Lars KyndeLars Kynde

New Instruments in New Spaces

For the next Frankenstein’s Lab, curated by Lars Kynde, we will be moving out to Illutron for an on-site peek into the workshop of four instrument inventors who will be sharing their thoughts and give us a demonstration of some of their latest projects.

The inventor stands in an interesting field between past and future possibilities. Sandra Boss, Christian Liljedahl, Tobias Lukassen and Harald Viuff will each give their take on building instruments which on the one hand point to the future and open up new musical possibilities, and on the other hand grow out of the technological possibilities that are already available today.

They are all artists who are not content to express themselves through an existing medium – creation and innovation in the medium itself are for them an important part of the creative process.

Sandra Boss often works with site-specific organ pieces that play with the organ’s interference tones in relation to the room they are presented in. This time round she will be presenting a smaller organ which she has had built specially for her acoustic investigations. It is controlled electronically, which allows for new sound possibilities, as well as being mobile and thus (unlike traditional church organs) not tied to the acoustic of a particular place.

Harald Viuff will be presenting his AmbiUnix Sound system. Here the focus is on the spatial manipulation of sound as it passes between the loudspeakers that surround the audience. The system opens up the possibility of playing with the spatial parameters of sound such as direction, elevation, rotation, point and width as well as using various filters in order to play with our perception of the placement and direction of sound in the room.

Christian Liljedahl and Tobias Lukassen have in the past few years created a whole range of spectacular instruments that have their point of departure in hacked machines and the readily available technologies that surround them. A number of them work by setting air, strings or other materials in vibration through electronic feedback-resonance. They will be presenting a number of the latest ‘work-in-progress’ ideas they have been working on together.

I (Lars Kynde) will be your host for the evening and at the same time a link between Illutron and the Danish Composers’ Society since I am a member of both groups. Since moving back (after a number of years in Holland) to Denmark last year with a strengthened interest in self-made media and newly created instruments, I have been on the lookout for those working in this field in Denmark. There is a great deal of interest across the boundaries of various disciplines for exactly this.

Amongst artists, interaction designers, composers, engineers, electronic musicians and architects, individuals have independently of each other developed not only an interest for new musical instruments but also a philosophy, an aesthetic, and a way of working that is in many ways similar. I was nevertheless surprised that even though Denmark is quite a small country and the topic itself quite narrow, people don’t know each other outside their own artistic discipline – composers know composers, designers know designers, and so on.

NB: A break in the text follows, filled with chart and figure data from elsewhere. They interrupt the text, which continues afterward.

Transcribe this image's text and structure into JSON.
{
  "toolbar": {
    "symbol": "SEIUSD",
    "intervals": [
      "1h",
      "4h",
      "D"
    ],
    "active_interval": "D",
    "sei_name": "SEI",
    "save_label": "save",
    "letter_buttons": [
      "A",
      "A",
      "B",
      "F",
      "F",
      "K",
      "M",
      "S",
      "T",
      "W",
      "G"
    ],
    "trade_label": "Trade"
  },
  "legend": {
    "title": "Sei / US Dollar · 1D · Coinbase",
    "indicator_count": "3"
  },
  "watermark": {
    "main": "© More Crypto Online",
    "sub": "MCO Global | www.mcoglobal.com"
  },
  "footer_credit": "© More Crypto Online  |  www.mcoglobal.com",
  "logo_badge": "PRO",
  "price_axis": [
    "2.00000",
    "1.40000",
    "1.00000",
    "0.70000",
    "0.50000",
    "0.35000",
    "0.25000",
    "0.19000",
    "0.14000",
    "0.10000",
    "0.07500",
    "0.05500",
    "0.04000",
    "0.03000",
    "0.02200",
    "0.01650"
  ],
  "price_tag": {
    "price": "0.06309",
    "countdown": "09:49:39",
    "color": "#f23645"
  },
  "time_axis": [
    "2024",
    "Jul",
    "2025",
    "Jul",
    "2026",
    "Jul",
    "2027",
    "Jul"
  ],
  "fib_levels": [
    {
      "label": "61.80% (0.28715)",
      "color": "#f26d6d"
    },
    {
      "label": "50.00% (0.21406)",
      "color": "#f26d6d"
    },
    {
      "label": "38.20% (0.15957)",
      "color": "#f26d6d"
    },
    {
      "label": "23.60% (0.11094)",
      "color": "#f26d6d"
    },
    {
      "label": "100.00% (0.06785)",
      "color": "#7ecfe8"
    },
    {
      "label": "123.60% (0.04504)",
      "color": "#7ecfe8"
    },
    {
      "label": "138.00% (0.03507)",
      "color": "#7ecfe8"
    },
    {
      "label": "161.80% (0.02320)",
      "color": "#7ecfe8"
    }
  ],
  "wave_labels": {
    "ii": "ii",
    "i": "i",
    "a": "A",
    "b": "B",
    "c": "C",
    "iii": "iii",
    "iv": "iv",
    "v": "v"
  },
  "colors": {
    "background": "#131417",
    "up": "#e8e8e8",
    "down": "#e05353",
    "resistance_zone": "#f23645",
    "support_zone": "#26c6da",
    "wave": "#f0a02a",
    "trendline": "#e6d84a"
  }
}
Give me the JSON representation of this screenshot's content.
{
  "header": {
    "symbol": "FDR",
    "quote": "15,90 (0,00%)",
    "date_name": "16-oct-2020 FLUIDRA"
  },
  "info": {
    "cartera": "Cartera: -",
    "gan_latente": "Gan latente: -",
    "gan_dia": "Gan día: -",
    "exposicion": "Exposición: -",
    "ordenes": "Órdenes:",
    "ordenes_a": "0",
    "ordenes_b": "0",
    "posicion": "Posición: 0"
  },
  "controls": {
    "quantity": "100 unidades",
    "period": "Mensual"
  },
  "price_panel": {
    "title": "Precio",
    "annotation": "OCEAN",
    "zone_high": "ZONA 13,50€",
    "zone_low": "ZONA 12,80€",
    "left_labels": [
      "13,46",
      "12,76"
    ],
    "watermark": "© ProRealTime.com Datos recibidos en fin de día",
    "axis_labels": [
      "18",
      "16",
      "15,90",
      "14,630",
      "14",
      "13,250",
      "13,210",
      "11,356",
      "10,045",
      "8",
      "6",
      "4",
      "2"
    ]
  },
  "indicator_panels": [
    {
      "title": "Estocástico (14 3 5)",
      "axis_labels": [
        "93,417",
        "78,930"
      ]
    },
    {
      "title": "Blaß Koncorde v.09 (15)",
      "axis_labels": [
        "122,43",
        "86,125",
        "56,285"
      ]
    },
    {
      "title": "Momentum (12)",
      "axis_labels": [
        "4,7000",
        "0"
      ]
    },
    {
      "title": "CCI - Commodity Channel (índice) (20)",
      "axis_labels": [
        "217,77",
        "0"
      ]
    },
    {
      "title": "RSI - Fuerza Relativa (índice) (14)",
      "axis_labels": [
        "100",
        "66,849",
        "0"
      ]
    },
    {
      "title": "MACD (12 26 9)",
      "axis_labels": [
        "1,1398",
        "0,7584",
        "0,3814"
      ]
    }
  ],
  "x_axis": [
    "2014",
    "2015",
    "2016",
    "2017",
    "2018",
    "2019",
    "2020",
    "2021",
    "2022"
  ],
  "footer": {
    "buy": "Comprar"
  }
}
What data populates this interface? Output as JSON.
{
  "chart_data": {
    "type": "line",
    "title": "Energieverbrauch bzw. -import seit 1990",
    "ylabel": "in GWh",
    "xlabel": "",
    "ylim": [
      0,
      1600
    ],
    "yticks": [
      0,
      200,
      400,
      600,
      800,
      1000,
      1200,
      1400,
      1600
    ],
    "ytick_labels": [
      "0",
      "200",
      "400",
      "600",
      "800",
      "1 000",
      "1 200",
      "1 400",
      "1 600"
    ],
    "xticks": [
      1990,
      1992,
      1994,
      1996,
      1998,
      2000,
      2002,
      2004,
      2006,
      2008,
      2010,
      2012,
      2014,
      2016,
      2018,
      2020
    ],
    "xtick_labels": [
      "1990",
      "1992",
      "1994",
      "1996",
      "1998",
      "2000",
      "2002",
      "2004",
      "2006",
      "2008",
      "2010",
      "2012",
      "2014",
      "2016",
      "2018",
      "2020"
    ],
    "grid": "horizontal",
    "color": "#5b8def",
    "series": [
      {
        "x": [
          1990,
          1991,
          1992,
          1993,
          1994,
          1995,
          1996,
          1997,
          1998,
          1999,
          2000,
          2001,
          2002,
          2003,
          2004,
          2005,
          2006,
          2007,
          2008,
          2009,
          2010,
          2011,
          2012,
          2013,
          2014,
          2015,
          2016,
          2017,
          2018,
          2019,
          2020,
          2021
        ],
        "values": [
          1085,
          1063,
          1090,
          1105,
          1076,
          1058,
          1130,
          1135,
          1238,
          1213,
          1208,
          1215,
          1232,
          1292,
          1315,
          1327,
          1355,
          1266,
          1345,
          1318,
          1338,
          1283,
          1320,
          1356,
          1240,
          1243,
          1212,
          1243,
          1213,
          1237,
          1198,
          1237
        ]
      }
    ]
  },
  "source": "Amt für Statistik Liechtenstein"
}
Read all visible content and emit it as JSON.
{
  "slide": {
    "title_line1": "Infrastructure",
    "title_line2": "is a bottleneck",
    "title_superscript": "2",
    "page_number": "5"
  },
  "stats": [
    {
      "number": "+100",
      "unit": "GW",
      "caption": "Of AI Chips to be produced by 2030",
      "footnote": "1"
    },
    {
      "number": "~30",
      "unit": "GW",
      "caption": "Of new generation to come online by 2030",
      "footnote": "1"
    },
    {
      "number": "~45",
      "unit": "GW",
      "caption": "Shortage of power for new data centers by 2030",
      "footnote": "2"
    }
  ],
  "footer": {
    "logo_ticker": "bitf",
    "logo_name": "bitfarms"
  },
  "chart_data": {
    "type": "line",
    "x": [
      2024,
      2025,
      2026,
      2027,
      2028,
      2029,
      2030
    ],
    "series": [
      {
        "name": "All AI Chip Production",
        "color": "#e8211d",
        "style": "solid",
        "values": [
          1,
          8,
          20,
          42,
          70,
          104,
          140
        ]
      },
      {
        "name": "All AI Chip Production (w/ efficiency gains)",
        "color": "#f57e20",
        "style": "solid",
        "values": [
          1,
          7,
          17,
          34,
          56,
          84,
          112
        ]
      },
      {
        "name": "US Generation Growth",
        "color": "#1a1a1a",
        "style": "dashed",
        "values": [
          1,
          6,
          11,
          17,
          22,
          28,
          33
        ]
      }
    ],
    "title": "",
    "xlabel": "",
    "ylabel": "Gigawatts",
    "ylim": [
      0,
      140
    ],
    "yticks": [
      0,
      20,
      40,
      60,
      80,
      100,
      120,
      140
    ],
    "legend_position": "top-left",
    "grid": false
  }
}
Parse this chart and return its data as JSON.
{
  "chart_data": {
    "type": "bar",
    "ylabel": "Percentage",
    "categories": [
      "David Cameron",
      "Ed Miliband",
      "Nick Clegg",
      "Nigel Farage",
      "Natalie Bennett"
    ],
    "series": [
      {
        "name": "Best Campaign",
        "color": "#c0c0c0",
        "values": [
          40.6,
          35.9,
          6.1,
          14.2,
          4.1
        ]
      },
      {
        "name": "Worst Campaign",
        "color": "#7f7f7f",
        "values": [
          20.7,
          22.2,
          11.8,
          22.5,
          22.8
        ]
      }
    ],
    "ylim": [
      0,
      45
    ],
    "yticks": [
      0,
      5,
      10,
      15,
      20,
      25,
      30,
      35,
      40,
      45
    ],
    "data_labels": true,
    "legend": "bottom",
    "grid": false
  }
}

I hope that with this get-together as well as future Frankenstein’s Labs “away from home” that we will come a step closer to getting to know each other.

The Illutron Lab will take place on Tuesday the 28th of April.
The evening will start off with an introductory tour of the Illutron studio at 19:30. Doors will be open from 19:00 and the presentations will begin at 20:00.

Good directions on how to get to the Illutron barge are available on their website.

Looking forward to seeing you there.


Illutron is a collaborative interactive arts studio. Illutron creates large scale interactive art, intriguing explorations into the realm where art and technology meet, experiments in the water and is a place for individual or collaborative work.

The Illutron studio was formed in 2007 by a group of people with a wide range of backgrounds: artists, performers, programmers, electricians, musicians and electronics wizards. The group started with two primary values: to create a community around creative, artistic usage of technology, and to build an open platform where people could explore driven by their own curiosity.

MIT Press has just released a book: Making Futures: Marginal Notes on Innovation, Design, and Democracy which features a chapter (available for free download) on Illutron.